In Elizabethan London, competition between rival theatres was frantic. Theatre managers put on whatever shows they thought would pull in the crowds, whether that involved fencing displays, wrestling matches, bear baiting, or interspersing the high literary tragedies of renaissance drama with Morris dancing. Catching the attention of the notoriously fickle theatre audiences meant providing them with continually new and thrilling spectacles, and playwrights quickly learnt that if they wanted to be paid, they needed to come up with crowd-pleasers.
One genre which quickly became popular with Elizabethan audiences was revenge tragedy. The playwright Thomas Kyd pioneered the style, which was influenced by the gory tragedies of Seneca and usually involved plots about intrigue at Continental courts, with his Spanish Tragedy (1587). This frankly sensational play included several murders, a mad hero, a letter written in blood, a ghost returning from the Underworld and the Spirit of Revenge, and it became an instant hit.
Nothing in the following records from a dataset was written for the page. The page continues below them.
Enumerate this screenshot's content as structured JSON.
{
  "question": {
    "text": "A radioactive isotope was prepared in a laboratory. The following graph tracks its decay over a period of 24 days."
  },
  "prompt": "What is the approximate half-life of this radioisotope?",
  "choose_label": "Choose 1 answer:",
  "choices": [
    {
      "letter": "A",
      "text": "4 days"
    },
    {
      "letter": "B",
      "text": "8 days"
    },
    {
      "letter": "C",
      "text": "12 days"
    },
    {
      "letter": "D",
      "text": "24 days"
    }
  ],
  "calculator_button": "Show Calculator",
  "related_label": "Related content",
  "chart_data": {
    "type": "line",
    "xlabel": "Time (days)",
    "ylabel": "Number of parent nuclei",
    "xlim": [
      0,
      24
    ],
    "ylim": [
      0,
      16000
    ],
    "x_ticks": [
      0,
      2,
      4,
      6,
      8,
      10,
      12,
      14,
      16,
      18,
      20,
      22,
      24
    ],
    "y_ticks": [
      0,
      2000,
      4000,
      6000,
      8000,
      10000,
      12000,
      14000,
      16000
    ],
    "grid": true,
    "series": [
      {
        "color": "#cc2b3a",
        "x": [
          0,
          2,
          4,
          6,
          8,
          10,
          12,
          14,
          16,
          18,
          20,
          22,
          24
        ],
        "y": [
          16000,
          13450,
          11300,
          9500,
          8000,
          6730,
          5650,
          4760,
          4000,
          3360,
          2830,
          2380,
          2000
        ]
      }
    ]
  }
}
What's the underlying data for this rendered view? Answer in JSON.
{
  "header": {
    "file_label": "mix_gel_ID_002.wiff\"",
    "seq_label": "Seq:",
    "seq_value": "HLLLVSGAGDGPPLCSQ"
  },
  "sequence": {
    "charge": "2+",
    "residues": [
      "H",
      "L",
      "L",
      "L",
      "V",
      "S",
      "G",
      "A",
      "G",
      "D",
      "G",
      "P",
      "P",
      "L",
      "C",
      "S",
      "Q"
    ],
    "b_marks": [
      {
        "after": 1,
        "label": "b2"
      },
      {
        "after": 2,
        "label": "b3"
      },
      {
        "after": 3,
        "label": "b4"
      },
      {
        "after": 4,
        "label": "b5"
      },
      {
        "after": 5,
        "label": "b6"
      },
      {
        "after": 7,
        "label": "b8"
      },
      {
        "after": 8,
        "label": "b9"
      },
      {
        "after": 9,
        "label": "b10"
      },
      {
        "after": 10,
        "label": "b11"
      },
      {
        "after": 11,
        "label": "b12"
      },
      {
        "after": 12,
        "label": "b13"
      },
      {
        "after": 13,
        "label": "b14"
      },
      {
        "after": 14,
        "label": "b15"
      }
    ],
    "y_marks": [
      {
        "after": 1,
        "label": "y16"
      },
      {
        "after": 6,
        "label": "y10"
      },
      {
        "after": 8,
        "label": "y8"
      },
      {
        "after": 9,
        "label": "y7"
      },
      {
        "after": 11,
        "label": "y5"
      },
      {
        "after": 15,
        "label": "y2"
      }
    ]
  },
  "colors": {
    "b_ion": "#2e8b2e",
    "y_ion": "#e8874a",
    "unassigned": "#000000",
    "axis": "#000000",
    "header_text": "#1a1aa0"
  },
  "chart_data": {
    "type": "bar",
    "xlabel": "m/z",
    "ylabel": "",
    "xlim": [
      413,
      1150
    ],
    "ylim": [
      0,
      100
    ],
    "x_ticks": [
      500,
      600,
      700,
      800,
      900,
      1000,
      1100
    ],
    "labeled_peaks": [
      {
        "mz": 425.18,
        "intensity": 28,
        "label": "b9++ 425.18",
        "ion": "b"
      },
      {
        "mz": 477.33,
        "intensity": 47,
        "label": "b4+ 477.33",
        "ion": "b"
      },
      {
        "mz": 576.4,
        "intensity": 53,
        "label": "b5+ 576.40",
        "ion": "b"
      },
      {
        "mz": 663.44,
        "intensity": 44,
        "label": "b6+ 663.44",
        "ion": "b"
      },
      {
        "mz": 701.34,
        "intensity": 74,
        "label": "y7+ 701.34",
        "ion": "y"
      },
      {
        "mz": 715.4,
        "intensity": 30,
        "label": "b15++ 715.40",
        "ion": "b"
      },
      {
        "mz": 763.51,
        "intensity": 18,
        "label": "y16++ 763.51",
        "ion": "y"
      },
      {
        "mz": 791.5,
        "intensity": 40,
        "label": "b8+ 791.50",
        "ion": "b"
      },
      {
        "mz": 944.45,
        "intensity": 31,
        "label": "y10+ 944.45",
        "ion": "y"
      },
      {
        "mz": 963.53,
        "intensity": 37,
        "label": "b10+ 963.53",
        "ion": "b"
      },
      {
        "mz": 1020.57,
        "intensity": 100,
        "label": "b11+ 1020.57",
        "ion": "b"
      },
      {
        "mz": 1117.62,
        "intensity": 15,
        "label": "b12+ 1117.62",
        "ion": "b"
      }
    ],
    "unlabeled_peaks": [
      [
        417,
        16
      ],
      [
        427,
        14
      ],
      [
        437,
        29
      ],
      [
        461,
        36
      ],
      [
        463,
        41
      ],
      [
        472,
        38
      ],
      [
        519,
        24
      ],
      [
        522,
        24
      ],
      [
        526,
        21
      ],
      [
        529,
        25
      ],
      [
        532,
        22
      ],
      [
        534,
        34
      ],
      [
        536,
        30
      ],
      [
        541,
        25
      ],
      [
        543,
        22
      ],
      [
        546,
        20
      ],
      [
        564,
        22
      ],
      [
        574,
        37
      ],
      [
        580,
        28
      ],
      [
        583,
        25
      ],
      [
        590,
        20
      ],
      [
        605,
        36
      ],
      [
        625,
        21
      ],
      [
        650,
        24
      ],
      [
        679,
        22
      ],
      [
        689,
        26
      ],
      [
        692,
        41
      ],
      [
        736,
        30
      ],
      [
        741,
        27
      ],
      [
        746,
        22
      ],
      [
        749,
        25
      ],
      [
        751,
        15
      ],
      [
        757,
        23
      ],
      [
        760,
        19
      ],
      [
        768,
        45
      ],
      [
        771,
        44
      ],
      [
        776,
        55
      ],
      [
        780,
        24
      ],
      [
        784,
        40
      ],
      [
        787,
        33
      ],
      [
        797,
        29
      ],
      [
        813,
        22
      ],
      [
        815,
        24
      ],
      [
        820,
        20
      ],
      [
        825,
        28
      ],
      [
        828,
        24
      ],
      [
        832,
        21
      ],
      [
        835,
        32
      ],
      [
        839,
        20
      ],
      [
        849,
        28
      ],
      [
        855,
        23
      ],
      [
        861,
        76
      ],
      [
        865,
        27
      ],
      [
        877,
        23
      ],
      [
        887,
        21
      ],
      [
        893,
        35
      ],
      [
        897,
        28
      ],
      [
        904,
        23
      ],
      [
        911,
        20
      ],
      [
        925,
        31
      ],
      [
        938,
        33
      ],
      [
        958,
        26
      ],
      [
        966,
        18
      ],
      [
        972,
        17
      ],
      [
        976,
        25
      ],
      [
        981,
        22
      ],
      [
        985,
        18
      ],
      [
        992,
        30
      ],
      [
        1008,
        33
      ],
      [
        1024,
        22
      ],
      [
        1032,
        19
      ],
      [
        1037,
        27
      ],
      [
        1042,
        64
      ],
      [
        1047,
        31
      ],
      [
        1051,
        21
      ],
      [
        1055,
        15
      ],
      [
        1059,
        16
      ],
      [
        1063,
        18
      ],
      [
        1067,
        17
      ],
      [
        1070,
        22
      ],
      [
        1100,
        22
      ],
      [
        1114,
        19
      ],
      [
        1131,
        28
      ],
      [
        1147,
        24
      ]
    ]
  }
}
Kyd cashed in by writing a sequel, and several authors followed suit, producing plays with titles like Antonio’s Revenge, The Revenge of Bussy d’Ambois, The Tragedy of Hoffman, and The Revenger’s Tragedy.
Like modern horror movies, each revenge tragedy attempted to top the last in gruesome ingenuity. Characters were variously killed by poisoned candles, poisoned helmets, red-hot crowns, hanging, disembowelling, and two were tricked into kissing a poisoned skull and a poisoned Bible (poison was something of an obsession.) The earliest Shakespeare tragedy was a revenge tragedy which attempted to out-do all his predecessors with the horror of Titus Andronicus (1590s). This tour-de-force contains two human sacrifices, three severed hands, one severed head, one severed tongue, and a pie baked from the flesh of murder victims. The later and considerably subtler Hamlet (1601) draws on the conventions of revenge tragedy, which can still be seen in the ghost of Hamlet’s father, the poisoned wine and swords, and the machinations of Claudius.
In The Revenger’s Tragedy (1606), the genre overbalanced in deliberate spoof. The grotesque antics of the protagonist Vindice, who carries the skull of his dead mistress around with him, climax in two sets of would-be murderers stalking the same set of victims around in disguise at a masked dance. The denouement sets off a chain reaction of murders and counter-murders within the space of five minutes, until the bemused heroes are left surrounded by a heap of bodies, and they in turn are condemned to death by the king they have just put on the throne.
Though they were often written in haste to satisfy the audience’s craving for lurid and sensational drama, many revenge tragedies have stood the test of time. The best of this mad bunch, such as Titus Andronicus and The Duchess of Malfi, are still regularly performed today, valued as much for their dark humour and elegantly cynical poetry as for their gruesome plots.